В Харькове в самолет села группа иностранных туристов, вернее, туристок. Толпа сухощавых, радостно возбужденных дам весело взяла «ИЛ» на абордаж, растеклась по проходу. У Никиты было такое впечатление, что все они, если не близнецы, то очень близкие родственницы — одинаковые угловатые фигуры, одинаковые волосы платинового цвета, экстравагантность в одежде. И даже эта экстравагантность, собственно, и предназначенная для того, чтобы выделяться из массы, делала их одинаковыми.
Дамы без возраста. Ставший привычным во всех аэропортах мира, примелькавшийся стереотип «путешествующей американки», глядящей на мир сквозь рамку видоискателя фото- или киноаппарата. Пожалуй, только личные врачи, полицейские да таможенники имели возможность узнавать их истинный возраст.
Никита равнодушно наблюдал за суетой усаживания бодрых путешественниц, машинально отметил, что стюардесса неплохо говорит по-английски.

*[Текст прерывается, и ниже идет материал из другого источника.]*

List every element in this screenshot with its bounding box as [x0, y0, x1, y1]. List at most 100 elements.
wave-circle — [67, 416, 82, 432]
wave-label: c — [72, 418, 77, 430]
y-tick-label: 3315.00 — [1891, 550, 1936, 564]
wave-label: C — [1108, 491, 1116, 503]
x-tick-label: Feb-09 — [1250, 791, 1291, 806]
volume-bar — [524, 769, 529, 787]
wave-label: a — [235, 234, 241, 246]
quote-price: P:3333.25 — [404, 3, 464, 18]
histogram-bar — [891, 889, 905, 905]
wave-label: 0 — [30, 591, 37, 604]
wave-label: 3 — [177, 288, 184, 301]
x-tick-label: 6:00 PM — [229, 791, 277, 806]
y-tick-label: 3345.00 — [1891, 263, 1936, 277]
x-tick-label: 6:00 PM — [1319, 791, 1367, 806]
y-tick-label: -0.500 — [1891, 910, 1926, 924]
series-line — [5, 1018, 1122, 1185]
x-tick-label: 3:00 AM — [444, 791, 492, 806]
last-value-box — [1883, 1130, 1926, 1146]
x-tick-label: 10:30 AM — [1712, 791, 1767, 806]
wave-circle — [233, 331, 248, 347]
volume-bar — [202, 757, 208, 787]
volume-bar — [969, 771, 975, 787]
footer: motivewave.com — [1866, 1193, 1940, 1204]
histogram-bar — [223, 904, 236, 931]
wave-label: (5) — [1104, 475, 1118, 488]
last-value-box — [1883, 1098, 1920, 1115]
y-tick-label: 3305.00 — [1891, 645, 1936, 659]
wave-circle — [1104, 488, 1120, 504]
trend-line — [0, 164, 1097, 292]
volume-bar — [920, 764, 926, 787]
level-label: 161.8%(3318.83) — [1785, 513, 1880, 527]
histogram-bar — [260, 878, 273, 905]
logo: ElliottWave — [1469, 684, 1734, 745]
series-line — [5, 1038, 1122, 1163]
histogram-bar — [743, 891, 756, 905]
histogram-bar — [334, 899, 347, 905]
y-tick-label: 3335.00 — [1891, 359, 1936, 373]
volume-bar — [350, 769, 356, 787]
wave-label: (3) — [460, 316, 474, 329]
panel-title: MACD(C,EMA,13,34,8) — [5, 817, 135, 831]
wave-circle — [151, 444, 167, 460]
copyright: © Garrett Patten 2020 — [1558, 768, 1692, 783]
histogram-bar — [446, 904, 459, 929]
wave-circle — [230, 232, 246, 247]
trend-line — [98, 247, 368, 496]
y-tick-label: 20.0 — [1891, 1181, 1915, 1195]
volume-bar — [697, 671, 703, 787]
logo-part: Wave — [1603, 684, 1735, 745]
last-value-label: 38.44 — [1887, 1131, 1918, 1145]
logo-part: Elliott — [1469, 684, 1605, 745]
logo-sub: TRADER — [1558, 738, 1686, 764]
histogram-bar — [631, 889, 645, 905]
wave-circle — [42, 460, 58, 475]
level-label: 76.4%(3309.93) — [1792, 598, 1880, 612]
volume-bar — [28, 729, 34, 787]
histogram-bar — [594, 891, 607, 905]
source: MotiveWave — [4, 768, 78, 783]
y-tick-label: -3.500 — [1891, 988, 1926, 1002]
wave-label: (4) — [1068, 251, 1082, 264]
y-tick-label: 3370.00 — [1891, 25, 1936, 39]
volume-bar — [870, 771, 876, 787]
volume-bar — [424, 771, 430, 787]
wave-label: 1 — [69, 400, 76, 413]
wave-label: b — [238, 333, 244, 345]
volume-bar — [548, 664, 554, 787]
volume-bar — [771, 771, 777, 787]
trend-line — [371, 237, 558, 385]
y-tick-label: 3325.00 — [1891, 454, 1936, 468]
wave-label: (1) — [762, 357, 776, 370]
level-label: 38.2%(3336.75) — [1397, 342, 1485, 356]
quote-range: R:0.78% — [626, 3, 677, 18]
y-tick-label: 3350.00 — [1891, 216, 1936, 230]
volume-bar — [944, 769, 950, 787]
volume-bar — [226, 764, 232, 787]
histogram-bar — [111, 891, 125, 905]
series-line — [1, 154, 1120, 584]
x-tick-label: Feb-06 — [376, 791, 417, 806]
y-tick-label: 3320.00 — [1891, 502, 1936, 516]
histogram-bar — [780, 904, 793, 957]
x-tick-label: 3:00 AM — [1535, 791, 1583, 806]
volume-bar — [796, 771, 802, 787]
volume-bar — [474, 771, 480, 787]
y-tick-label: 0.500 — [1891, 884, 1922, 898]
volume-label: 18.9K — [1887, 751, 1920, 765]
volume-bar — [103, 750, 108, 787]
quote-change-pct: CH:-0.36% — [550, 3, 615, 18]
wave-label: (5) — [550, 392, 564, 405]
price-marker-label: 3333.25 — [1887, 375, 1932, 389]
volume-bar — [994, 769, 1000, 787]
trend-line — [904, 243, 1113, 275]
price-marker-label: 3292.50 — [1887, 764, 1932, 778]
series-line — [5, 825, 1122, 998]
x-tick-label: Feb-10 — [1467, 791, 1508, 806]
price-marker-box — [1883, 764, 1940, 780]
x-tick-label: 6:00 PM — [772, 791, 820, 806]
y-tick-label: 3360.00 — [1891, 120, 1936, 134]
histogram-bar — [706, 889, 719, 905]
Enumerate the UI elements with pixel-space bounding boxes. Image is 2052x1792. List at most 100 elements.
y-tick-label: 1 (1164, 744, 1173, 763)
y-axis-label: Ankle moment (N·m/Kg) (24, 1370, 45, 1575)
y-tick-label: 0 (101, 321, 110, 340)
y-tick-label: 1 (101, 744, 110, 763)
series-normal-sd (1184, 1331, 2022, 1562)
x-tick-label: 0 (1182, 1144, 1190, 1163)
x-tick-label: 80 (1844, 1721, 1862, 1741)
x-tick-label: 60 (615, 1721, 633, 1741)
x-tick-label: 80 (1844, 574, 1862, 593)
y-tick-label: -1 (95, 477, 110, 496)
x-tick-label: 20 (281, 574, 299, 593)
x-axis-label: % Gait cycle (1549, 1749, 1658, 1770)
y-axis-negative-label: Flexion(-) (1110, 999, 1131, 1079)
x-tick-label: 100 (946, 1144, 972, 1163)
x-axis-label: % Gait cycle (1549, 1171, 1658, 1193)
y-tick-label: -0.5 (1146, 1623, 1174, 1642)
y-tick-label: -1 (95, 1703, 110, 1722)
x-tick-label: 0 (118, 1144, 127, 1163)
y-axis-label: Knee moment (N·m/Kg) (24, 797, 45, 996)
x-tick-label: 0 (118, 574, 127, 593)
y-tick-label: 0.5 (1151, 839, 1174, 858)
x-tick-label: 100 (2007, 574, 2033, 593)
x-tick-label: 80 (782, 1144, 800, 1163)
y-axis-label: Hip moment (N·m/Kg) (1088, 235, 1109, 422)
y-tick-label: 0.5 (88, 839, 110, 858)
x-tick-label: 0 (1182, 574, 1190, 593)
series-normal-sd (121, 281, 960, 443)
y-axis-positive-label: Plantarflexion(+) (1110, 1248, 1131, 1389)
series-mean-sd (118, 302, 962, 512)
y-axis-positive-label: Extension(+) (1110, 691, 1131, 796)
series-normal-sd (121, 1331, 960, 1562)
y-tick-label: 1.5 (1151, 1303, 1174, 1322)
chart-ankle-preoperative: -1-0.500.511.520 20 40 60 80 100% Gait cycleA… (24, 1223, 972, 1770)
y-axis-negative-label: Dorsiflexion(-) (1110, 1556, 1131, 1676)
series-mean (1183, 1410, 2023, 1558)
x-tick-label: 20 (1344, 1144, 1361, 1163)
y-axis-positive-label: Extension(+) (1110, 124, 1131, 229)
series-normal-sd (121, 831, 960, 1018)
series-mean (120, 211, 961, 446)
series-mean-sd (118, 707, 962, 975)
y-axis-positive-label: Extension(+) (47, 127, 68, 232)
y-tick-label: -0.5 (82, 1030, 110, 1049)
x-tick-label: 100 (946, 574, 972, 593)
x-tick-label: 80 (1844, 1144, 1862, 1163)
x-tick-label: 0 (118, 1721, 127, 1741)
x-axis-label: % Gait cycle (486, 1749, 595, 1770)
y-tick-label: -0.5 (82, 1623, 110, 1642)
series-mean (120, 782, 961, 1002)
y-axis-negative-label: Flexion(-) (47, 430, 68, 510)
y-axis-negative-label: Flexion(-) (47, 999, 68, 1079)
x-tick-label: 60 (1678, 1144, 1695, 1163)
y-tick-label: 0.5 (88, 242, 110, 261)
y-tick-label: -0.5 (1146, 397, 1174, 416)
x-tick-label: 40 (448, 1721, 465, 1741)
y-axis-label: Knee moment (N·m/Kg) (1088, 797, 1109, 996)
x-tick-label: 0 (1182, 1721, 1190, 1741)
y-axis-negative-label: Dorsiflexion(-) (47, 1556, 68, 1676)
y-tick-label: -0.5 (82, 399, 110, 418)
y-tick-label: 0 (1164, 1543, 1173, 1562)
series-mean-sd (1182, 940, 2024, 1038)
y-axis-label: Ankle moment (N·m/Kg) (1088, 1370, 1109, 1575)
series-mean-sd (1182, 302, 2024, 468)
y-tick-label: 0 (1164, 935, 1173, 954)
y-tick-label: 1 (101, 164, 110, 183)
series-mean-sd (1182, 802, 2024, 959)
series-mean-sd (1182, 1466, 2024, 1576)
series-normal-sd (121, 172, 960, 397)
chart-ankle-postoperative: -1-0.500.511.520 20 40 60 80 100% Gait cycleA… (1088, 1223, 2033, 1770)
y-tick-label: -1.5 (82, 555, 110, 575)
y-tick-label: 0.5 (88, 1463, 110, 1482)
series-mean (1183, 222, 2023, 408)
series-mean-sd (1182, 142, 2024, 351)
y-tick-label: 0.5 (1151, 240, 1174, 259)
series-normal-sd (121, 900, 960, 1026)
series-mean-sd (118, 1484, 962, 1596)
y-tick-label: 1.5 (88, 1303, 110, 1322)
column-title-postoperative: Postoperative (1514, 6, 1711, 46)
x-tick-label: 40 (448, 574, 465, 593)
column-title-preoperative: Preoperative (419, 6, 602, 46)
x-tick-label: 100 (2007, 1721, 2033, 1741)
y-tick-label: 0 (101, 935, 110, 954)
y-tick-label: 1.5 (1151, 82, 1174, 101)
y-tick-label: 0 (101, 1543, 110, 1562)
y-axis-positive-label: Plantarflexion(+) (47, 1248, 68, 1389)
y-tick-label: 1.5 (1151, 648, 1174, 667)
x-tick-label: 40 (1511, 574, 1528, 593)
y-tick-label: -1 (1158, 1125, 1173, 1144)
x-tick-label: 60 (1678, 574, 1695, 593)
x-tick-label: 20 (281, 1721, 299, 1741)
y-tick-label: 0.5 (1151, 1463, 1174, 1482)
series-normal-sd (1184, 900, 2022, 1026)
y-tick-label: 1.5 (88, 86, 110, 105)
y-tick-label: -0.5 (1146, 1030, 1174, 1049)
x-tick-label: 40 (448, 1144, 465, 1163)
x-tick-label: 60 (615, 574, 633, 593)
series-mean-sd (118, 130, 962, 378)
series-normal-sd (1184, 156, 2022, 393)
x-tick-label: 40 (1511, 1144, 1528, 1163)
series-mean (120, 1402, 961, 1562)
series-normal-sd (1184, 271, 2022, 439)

Она перехватила Никитин взгляд, смущенно улыбнулась — в это время одна из экспансивных авиастарушек что-то такое прикрепляла ей на грудь, какой-то круглый значок, величиной с небольшое блюдце.
Никита отвернулся.
Снова выплеснулся в памяти весенний Алиабад — пропитанный, перенасыщенный солнцем и запахами свежей, новорожденной листвы. Город, который видел сейчас Никита, был более реален, чем настоящий, и в этом была какая-то странность, тревожная и раздражающая.
В который уже раз Никита перебирал тот день по минутам, шаг за шагом, слово за словом.
Будто что-то мог изменить… Колесо не поворачивается вспять, часы тикают, стрелка бежит слева направо…
Дрожали на тротуарах нежные тени акаций — сквозные, замысловатые, как кружева. На Тане было свободное, скрадывающее изменившуюся фигуру, светлое платье, походка ее стала осторожной и плавной, будто она несла на голове наполненный до краев хрустальный сосуд. И была она такой молодой, свежей и тонколицей, что встречные издали начинали улыбаться ей, а потом долю еще оборачивались и глядели вслед.
Таню смущали эти взгляды. Она коротко взглядывала на Никиту, прихваченные первым весенним загаром щеки чуточку краснели.
— Что это они? — спросила Таня.
— Потому что — м-м-м! — Никита поцеловал сложенные щепотью пальцы. — Пэрсик!
— Сам ты фрукт. Ты тоже так бесцеремонно оглядываешь женщин?
— Еще хуже! Они непосредственные дети Востока, я же продукт Запада, на мои первобытные инстинкты наведен глянец цивилизации. А что может быть хуже инстинктов, покрытых глянцем!
— Трепло! Пэрсики, фрукты, продукты — целый овощной магазин, — Таня расхохоталась. — Есть хочу. Умираю хочу есть. Шашлык хочу и много-много зелени.
— Хоп! — Никита по-восточному хлопнул над головой ладонями. — Кутить так кутить!
«Мы зашли в кафе напротив женской консультации. Таня ела с таким аппетитом…
— Подозрительно! — сказал я. — Не лопаешь ли ты за троих?